The programming maneuvers suggest CBSN is growing up. Launched in late 2014, the broadband service was once used to repurpose clips from CBS News TV programs. In recent months, however, it has come more into its own: Push notifications on smart phone screens urge users to tune in to CBSN to catch live coverage of breaking-news events from the White House or in other parts of the country. And producers have sent correspondents like Vladimir Duthiers to Paris and Brussels for “CBSN Originals” documentaries.
Research shows that a significant portion of the CBSN audience are slightly more affluent, educated and diverse than the norm, says Rhodes, but do not have a traditional pay-TV subscription.
To get the word out about the streaming newsroom, CBS wants to use the summer broadcast series as a billboard of sorts.
The program will begin running in August for an as-yet undetermined number of episodes. Each broadcast will contain a number of different segments, says Rhodes, and will focus on both domestic and international stories. CBSN and CBS News staffers will both appear. “It’s really all the same pool of people,” he says, noting that CBSN staff contribute to programs like “CBS This Morning” and “CBS Evening News” The day, time and name of the new show will be announced later, he says.

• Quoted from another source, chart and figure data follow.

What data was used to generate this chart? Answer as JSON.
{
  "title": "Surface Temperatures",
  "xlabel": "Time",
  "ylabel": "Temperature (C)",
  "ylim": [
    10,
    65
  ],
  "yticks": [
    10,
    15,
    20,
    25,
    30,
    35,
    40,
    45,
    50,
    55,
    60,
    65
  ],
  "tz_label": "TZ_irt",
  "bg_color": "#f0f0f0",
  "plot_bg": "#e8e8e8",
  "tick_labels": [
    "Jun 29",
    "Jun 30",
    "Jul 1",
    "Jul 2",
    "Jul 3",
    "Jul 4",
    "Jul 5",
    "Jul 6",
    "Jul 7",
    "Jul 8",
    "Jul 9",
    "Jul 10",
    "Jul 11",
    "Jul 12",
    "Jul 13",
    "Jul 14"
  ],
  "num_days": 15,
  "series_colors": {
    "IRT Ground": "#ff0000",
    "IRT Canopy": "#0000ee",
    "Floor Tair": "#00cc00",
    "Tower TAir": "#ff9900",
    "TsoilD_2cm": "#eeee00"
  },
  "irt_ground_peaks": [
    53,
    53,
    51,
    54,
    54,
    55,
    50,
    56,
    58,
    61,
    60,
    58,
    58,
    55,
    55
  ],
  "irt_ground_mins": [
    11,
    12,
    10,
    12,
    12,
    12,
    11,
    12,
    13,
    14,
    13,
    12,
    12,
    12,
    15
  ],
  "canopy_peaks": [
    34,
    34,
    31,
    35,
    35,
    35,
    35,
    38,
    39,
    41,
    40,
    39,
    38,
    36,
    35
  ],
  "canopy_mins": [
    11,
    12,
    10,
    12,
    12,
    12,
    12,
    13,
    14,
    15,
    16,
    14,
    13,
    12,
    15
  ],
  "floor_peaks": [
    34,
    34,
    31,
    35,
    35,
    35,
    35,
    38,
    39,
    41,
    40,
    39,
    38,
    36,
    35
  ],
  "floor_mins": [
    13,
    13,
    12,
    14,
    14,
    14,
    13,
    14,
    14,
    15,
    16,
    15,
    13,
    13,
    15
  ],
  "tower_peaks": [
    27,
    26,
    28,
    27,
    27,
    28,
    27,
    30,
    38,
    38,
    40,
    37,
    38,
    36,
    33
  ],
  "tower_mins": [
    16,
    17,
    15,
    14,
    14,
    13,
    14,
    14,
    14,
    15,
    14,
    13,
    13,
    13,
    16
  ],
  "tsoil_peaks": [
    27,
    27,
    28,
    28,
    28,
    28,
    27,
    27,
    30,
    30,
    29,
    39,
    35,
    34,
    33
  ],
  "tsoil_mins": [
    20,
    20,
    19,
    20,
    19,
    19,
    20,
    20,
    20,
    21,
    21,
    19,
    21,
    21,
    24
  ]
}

More important, perhaps, each broadcast will point viewers to CBSN. “If we show a different audience, a primetime broadcast audience, what is going on over here, we hope they are going to be interested and seek out and find and watch the streaming,” he says. And because the CBSN content does not look all that dissimilar on a connected-TV from the new broadcast series, the hope is viewers will adopt it as a viewing staple.
“If the audience is seeking this out on OTT, they will find that they are getting a product that’s similar to what they saw on television,” says Rhodes, “and that’s what we want.”